Denn laut EFF-Analyse sieht Artikel 16.3. des TPP-Abkommens eine Form der Providerhaftung vor, die über bestehende Bestimmungen (den Digital Millenium Copyright Act, DMCA) und die aktuelle Rechtsprechung in den USA sowie auch über die Bestimmungen von ACTA hinausgeht.
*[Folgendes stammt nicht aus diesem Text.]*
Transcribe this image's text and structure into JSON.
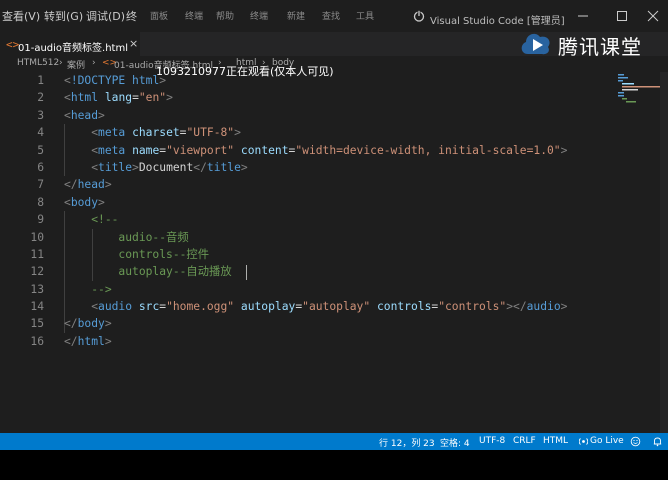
{
  "titlebar": {
    "menu": [
      "查看(V)",
      "转到(G)",
      "调试(D)",
      "终"
    ],
    "menu_blur": [
      "面板",
      "终端",
      "帮助",
      "终端",
      "新建",
      "查找",
      "工具"
    ],
    "window_title": "Visual Studio Code [管理员]"
  },
  "tab": {
    "label": "01-audio音频标签.html",
    "icon": "<>",
    "close": "×"
  },
  "breadcrumb": {
    "items": [
      "HTML512",
      "案例",
      "01-audio音频标签.html",
      "html",
      "body"
    ],
    "separator": "›"
  },
  "watermark": "1093210977正在观看(仅本人可见)",
  "logo": {
    "text": "腾讯课堂"
  },
  "editor": {
    "lines": [
      {
        "n": "1",
        "tokens": [
          [
            "punc",
            "<"
          ],
          [
            "tag",
            "!DOCTYPE"
          ],
          [
            "text",
            " "
          ],
          [
            "tag",
            "html"
          ],
          [
            "punc",
            ">"
          ]
        ]
      },
      {
        "n": "2",
        "tokens": [
          [
            "punc",
            "<"
          ],
          [
            "tag",
            "html"
          ],
          [
            "text",
            " "
          ],
          [
            "attr",
            "lang"
          ],
          [
            "text",
            "="
          ],
          [
            "str",
            "\"en\""
          ],
          [
            "punc",
            ">"
          ]
        ]
      },
      {
        "n": "3",
        "tokens": [
          [
            "punc",
            "<"
          ],
          [
            "tag",
            "head"
          ],
          [
            "punc",
            ">"
          ]
        ]
      },
      {
        "n": "4",
        "tokens": [
          [
            "text",
            "    "
          ],
          [
            "punc",
            "<"
          ],
          [
            "tag",
            "meta"
          ],
          [
            "text",
            " "
          ],
          [
            "attr",
            "charset"
          ],
          [
            "text",
            "="
          ],
          [
            "str",
            "\"UTF-8\""
          ],
          [
            "punc",
            ">"
          ]
        ]
      },
      {
        "n": "5",
        "tokens": [
          [
            "text",
            "    "
          ],
          [
            "punc",
            "<"
          ],
          [
            "tag",
            "meta"
          ],
          [
            "text",
            " "
          ],
          [
            "attr",
            "name"
          ],
          [
            "text",
            "="
          ],
          [
            "str",
            "\"viewport\""
          ],
          [
            "text",
            " "
          ],
          [
            "attr",
            "content"
          ],
          [
            "text",
            "="
          ],
          [
            "str",
            "\"width=device-width, initial-scale=1.0\""
          ],
          [
            "punc",
            ">"
          ]
        ]
      },
      {
        "n": "6",
        "tokens": [
          [
            "text",
            "    "
          ],
          [
            "punc",
            "<"
          ],
          [
            "tag",
            "title"
          ],
          [
            "punc",
            ">"
          ],
          [
            "text",
            "Document"
          ],
          [
            "punc",
            "</"
          ],
          [
            "tag",
            "title"
          ],
          [
            "punc",
            ">"
          ]
        ]
      },
      {
        "n": "7",
        "tokens": [
          [
            "punc",
            "</"
          ],
          [
            "tag",
            "head"
          ],
          [
            "punc",
            ">"
          ]
        ]
      },
      {
        "n": "8",
        "tokens": [
          [
            "punc",
            "<"
          ],
          [
            "tag",
            "body"
          ],
          [
            "punc",
            ">"
          ]
        ]
      },
      {
        "n": "9",
        "tokens": [
          [
            "text",
            "    "
          ],
          [
            "com",
            "<!--"
          ]
        ]
      },
      {
        "n": "10",
        "tokens": [
          [
            "text",
            "        "
          ],
          [
            "com",
            "audio--音频"
          ]
        ]
      },
      {
        "n": "11",
        "tokens": [
          [
            "text",
            "        "
          ],
          [
            "com",
            "controls--控件"
          ]
        ]
      },
      {
        "n": "12",
        "tokens": [
          [
            "text",
            "        "
          ],
          [
            "com",
            "autoplay--自动播放"
          ]
        ]
      },
      {
        "n": "13",
        "tokens": [
          [
            "text",
            "    "
          ],
          [
            "com",
            "-->"
          ]
        ]
      },
      {
        "n": "14",
        "tokens": [
          [
            "text",
            "    "
          ],
          [
            "punc",
            "<"
          ],
          [
            "tag",
            "audio"
          ],
          [
            "text",
            " "
          ],
          [
            "attr",
            "src"
          ],
          [
            "text",
            "="
          ],
          [
            "str",
            "\"home.ogg\""
          ],
          [
            "text",
            " "
          ],
          [
            "attr",
            "autoplay"
          ],
          [
            "text",
            "="
          ],
          [
            "str",
            "\"autoplay\""
          ],
          [
            "text",
            " "
          ],
          [
            "attr",
            "controls"
          ],
          [
            "text",
            "="
          ],
          [
            "str",
            "\"controls\""
          ],
          [
            "punc",
            "></"
          ],
          [
            "tag",
            "audio"
          ],
          [
            "punc",
            ">"
          ]
        ]
      },
      {
        "n": "15",
        "tokens": [
          [
            "punc",
            "</"
          ],
          [
            "tag",
            "body"
          ],
          [
            "punc",
            ">"
          ]
        ]
      },
      {
        "n": "16",
        "tokens": [
          [
            "punc",
            "</"
          ],
          [
            "tag",
            "html"
          ],
          [
            "punc",
            ">"
          ]
        ]
      }
    ]
  },
  "statusbar": {
    "position": "行 12，列 23",
    "spaces": "空格: 4",
    "encoding": "UTF-8",
    "eol": "CRLF",
    "language": "HTML",
    "golive": "Go Live"
  },
  "colors": {
    "titlebar": "#1e1e1e",
    "editor_bg": "#1e1e1e",
    "statusbar": "#007acc",
    "tag": "#569cd6",
    "attr": "#9cdcfe",
    "string": "#ce9178",
    "comment": "#6a9955"
  }
}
Es öffne die Tür für:
- ein Three-Strikes-Modell, wonach Internetanbieter dazu verpflichtet werden, ihren Kunden den Anschluss zu kappen, wenn diese wiederholt der Urheberrechtsverletzung beschuldigt wurden
- eine Verpflichtung für Internetanbieter, die gesamte Internet-Kommunikationen auf mögliche Verstöße gegen das Urheberrecht hin zu überwachen
- die Verpflichtung für Internetanbieter, den Zugang zu Webseiten zu sperren, die angeblich gegen das Urheberrecht verstoßen oder solche Verstöße ermöglichen
- Vorstöße, die Internetanbieter dazu zu nötigen, die Identität ihrer Kunden auf Zuruf von Rechteinhabern preiszugeben
Dem nicht genug, seien auch noch weitere Nebenabsprachen (sogen. "side-letters") vorgesehen, wonach Rechteinhaber auf der Löschung von Inhalten aus dem Internet bestehen könnten. Ein derart strenges "Notice & Takedown"-Regime soll Chile bereits im Jahre 2004 – im Zuge bilateraler Verhandlungen mit den USA – abgelehnt und später ein wesentlich ausgeglicheneres Takedown-Verfahren umgesetzt haben.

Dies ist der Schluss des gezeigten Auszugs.